Today is National Cherry Pie Day - probably in honor of that age-old myth about the father of our country, George Washington, and a cherry tree that met its demise...
So the recipe we're making today is based somewhat on this one.
Back in January, for National Pie Day, we did gluten free pie crusts from scratch. And, as much as I like using the "plain" pie dough for a whole host of yummy goodies, I don't like to use it that much for pie dough. It's true! It makes wonderful rolled-out sugar cookies, among other things, but since going gluten free, I really REALLY like the premade crusts I can get at Whole Foods.
They look like "real" pie crust. They taste like "real" pie crust. They act like "real" pie crust. Every time, no matter what!
The secret I've discovered with them is prebaking. And prebaking them on a preheated cookie sheet, which acts like one of those fancy baking stones. This process eliminates that soggy, gummy, rice flour mess in the center bottom of the crust. And yes, I even prebake my pie crusts for EVERY pie. EVERY pie. EVERY time. Seriously.
Today, we're going to do a cherry cobbler, and here we go...
SPH Gluten Free Cherry Cobbler
1 package of two premade frozen gluten free pie crusts from Whole Foods, defrosted and at room temperature (or you can use the kind that The Doughboy makes if you are not gluten free)
3 10-oz. packages frozen cherries, defrosted (be sure to keep the juice)
1/2 cup sugar
2 tablespoons lemon juice
3 tablespoons cornstarch
For the cobbler topping
1 of the two pie crusts
3 tablespoons sugar
1 teaspoon cinnamon (more or less to taste)
Preheat the oven to 325. Place a cookie sheet, covered with foil, in the oven when you turn it on. When the oven has preheated, separate the two crusts, and place beans or baking weights on parchment paper inside one of them. This is the one that will go on the cookie sheet. Bake for about 30 minutes.
While your base crust is prebaking, in a large mixing bowl, combine cherries (with their juice), sugar, lemon juice and cornstarch. Stir well to combine. In a separate mixing bowl, take the other pie crust and crumble it in. I used a fork to pull bits and pieces from the pan, then just crumbled it with my fingers. Stir in cinnamon and sugar to combine well. I used the same fork, and it worked pretty well.

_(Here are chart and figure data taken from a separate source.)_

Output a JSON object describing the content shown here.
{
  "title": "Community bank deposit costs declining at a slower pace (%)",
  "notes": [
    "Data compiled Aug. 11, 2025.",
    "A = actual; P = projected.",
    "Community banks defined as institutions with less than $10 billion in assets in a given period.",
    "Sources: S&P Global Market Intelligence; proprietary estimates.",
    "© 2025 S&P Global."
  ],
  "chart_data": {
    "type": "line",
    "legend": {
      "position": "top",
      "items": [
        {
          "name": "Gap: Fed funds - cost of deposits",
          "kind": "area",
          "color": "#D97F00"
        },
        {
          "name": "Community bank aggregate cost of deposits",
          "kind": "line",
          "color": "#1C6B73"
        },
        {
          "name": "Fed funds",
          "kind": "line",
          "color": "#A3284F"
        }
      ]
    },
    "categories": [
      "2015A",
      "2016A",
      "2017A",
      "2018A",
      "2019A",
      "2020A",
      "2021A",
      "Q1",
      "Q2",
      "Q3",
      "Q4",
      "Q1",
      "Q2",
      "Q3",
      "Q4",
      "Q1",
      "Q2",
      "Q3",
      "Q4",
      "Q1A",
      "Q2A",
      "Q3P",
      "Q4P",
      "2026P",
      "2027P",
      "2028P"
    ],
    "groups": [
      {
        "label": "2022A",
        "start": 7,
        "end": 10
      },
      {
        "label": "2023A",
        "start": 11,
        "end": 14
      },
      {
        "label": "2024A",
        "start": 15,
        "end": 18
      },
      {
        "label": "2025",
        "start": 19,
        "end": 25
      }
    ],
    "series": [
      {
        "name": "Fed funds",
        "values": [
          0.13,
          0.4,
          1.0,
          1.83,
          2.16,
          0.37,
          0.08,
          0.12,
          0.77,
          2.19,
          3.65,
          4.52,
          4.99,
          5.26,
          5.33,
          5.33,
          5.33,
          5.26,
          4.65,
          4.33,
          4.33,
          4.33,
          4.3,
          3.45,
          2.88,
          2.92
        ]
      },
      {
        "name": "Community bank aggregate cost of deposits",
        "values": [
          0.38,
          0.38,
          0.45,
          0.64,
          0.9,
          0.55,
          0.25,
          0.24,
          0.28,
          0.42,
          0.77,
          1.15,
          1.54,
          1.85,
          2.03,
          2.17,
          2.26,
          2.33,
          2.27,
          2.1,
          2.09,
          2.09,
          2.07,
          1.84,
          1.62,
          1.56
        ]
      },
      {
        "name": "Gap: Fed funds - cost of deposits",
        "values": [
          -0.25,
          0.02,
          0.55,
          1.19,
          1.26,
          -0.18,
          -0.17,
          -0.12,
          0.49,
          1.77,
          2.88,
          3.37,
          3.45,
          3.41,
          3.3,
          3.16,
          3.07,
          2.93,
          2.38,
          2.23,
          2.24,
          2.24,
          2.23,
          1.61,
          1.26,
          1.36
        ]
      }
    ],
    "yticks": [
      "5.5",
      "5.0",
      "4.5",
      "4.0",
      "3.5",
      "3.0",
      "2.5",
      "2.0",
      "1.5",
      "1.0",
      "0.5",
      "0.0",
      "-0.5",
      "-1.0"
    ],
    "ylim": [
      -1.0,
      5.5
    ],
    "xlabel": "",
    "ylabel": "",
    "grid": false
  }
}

When the pie crust is done, remove it from the oven. Turn the oven temperature up to 350. Remove parchment and beans/weights from pie crust. CAREFULLY add the cherry filling. Crumble the cobbler topping over the cherries, and place the whole thing (cookie sheet and all) into your oven. Bake again for another 30 minutes, then turn off the oven. Allow cobbler to cool.
Serve with whipped cream, non-dairy whipped topping, or ice cream as desired, and enjoy!